Sunday, January 27, 2013

The Blind Assassin

Okay, so The Blind Assassin by Margaret Atwood is yet another book to talk about here. I hope you're excited, there's ever more to come.

I've had this page open for an hour at least, but I've been preoccupied with watching Kamen Rider. Clearly, I need to ease myself into this post.

While reading this book, there were a number of words that I was unsure of. I know I've looked up insouciant before, and I have a loose definition of plutocrat, but otherwise I think I'm striking at new ground here. So first up is a bunch of definitions care of dictionary.com.

Tonsure: Given the context, the book was using 3.the part of a cleric's head, usually the crown, left bare by shaving the hair.

Impecunious: having little or no money; penniless; poor.

Insouciant: free from concern, worry, or anxiety; carefree; nonchalant.

Gambol: to skip about, as in dancing or playing; frolic.

Abstemious: moderate or sparing, especially in the consumption of alcohol or food; temperate

Lugubrious: mournful, dismal, or gloomy, especially in an affected, exaggerated, or unrelieved manner

Plutocrat: a member of a plutocracy. (helpful, ain't it?)

Plutocracy: a group comprised of plutocrats (I'm kidding, here's the real answer) the rule or power of wealth or of the wealthy. (more straightforward than I expected, should have remembered it.)

And now I can throw out this paper that had all these words written on it.

*tossed* Wow, did I miss the garbage.

As for the novel itself (finally! Also, heavy spoilers.) I quite enjoyed it. It's written as the autobiography of an old woman, Iris, to her grand-daughter who may not ever come back to read it. Very Watchmen. The biography contains excerpts of an in-universe fictional novel "The Blind Assassin" which is itself the story of a torrid, pulpy love affair between a woman and a man on the run for his communist sympathies. The man makes some cash for himself by telling the story of the eponymous Blind Assassin.

Yo, I heard you liked novels in your novels, so I put a novel inside your novels novel. Novel-ception!

Yes, yes, I do like that. So point in the novels favour.

Not that it needs my approval, the thing got accolades galore when it showed up on the scene in 2000. So who am I to criticize?

Well, I'll criticize anyway, it's my blog.

The structure of the novel, or rather the "autobiography", is such that it runs against the grain of the character-that-is-author, Iris. We're told her story, we know her education, and I don't really believe that woman could write this novel. She's a straightforward, practical person, but hardly poetical. How then to account for the poetical style of the prose, its similes running throughout? I believe Margaret Atwood would write thusly, but not the character of Iris.
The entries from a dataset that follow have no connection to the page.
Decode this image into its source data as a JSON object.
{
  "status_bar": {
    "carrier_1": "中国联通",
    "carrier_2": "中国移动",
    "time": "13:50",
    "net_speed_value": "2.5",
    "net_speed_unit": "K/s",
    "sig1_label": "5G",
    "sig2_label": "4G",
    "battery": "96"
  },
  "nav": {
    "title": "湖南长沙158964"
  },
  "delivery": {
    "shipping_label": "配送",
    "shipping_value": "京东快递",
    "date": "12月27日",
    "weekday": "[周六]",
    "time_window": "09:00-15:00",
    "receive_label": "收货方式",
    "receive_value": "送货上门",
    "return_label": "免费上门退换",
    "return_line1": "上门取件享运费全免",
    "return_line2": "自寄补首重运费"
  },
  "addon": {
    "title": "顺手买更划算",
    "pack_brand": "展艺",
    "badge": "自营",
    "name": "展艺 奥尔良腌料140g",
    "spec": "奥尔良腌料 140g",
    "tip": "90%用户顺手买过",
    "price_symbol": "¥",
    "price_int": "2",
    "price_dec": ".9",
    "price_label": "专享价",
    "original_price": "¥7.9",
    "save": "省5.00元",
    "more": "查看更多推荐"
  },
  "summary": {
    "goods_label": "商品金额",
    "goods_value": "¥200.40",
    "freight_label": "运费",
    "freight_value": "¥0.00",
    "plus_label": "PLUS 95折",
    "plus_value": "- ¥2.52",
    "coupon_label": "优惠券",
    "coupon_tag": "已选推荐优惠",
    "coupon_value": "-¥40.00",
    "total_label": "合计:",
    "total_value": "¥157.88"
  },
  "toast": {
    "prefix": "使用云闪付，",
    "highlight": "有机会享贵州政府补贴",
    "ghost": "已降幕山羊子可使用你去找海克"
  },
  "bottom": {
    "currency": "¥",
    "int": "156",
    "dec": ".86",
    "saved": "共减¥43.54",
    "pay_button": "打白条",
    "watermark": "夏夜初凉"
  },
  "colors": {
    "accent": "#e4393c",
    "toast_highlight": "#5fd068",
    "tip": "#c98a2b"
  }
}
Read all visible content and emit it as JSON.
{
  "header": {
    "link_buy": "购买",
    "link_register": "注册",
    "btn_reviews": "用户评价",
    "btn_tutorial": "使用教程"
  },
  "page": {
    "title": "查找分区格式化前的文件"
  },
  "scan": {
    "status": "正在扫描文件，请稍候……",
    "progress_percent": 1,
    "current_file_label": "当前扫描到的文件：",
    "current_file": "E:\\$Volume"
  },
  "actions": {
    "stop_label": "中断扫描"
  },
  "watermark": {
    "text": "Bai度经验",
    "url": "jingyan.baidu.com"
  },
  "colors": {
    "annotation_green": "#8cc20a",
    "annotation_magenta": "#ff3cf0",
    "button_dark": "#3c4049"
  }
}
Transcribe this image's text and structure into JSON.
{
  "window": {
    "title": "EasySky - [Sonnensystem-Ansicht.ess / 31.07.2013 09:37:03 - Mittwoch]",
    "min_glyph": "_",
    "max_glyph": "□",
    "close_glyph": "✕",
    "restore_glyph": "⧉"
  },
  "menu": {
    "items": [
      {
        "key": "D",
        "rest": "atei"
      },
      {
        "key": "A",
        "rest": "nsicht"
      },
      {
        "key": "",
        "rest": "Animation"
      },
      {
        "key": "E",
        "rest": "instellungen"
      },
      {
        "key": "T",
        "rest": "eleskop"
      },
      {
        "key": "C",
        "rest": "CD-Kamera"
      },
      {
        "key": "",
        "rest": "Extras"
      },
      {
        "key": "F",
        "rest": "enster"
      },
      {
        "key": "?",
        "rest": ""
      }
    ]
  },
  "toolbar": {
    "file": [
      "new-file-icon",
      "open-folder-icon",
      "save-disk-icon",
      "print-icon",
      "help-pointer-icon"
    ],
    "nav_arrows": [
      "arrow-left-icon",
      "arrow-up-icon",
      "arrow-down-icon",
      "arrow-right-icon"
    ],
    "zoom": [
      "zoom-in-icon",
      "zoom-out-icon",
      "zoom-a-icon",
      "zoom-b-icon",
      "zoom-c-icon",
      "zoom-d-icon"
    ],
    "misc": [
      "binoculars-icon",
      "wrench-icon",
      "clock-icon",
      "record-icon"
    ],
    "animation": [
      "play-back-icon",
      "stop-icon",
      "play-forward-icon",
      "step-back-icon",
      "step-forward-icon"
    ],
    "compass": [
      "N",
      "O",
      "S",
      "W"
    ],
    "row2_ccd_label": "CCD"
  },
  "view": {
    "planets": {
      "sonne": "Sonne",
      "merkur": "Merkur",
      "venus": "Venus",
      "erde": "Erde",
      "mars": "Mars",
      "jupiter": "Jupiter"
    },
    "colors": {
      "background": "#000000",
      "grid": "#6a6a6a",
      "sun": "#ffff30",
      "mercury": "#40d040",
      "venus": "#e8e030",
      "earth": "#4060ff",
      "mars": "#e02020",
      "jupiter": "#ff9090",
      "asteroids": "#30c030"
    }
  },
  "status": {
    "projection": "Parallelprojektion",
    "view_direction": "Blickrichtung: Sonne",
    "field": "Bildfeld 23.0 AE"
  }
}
The big mystery at the heart of the book, why did Iris's sister Laura commit suicide, isn't revealed until the very end. Which makes sense enough for a novel, to keep the height of the action for the ending, but it doesn't make sense for what is essentially a letter to a grand daughter. Just say what you need to say! Your roundabout way of telling this story, it would sound like you were just stringing me along, were it made for me. A cruel little prank from beyond the grave.

Interestingly, this apparent disconnect between the supposed writer and the content of the book is used in the novel to illustrate why Laura isn't the author of The Blind Assassin. It had been asserted that this fictional novel had been written by this young woman Laura, it was published under her name after her death, but as time goes by and we learn more about Laura and Iris, Laura has little oppourtunity or temperment for novel writing. That's the twist, that Laura as the author of Blind Assassin was a lie, and that it was Iris herself that had created the thing. Iris even tells us immediately before she reveals this information that we should have figured this out already.

I just doubt the ability of either girl to write anything of renown. Another example of the tricky business of setting up a work in-universe that causes a splash, which upon examination doesn't really hold up to that idea. It's like the fictional universe we're reading about is populated by people with a different set of standards for genius.

Ah, but then again, it IS rather weird what becomes famous and much loved in this world. Rather hard to predict, what?

The book was 500 pages. Focus the book, make it three hundred pages (if you absolutely MUST make it that long), and maybe tweak Iris such that I'd believe her more as an author, and the book would be set for me. But yes, it doesn't have to be set for me at all.

Oh, I almost forgot another new thing I learned! The fictional novel "The Blind Assassin" contained within the actual novel The Blind Assassin is an example of a roman à clef, or rather, a fictional version of a roman à clef, which is when "a novel about real life (is) overlaid with a façade of fiction". For this novel, that means that certain truths were revealed to the public via the publication of "The Blind Assassin" that set other things in motion, the death of Iris's husband, the distrust betwen Iris and her daughter, and other things that I probably can't think of at the moment.

So yeah. "Roman à clef". French for "novel with a key". According to wikipedia.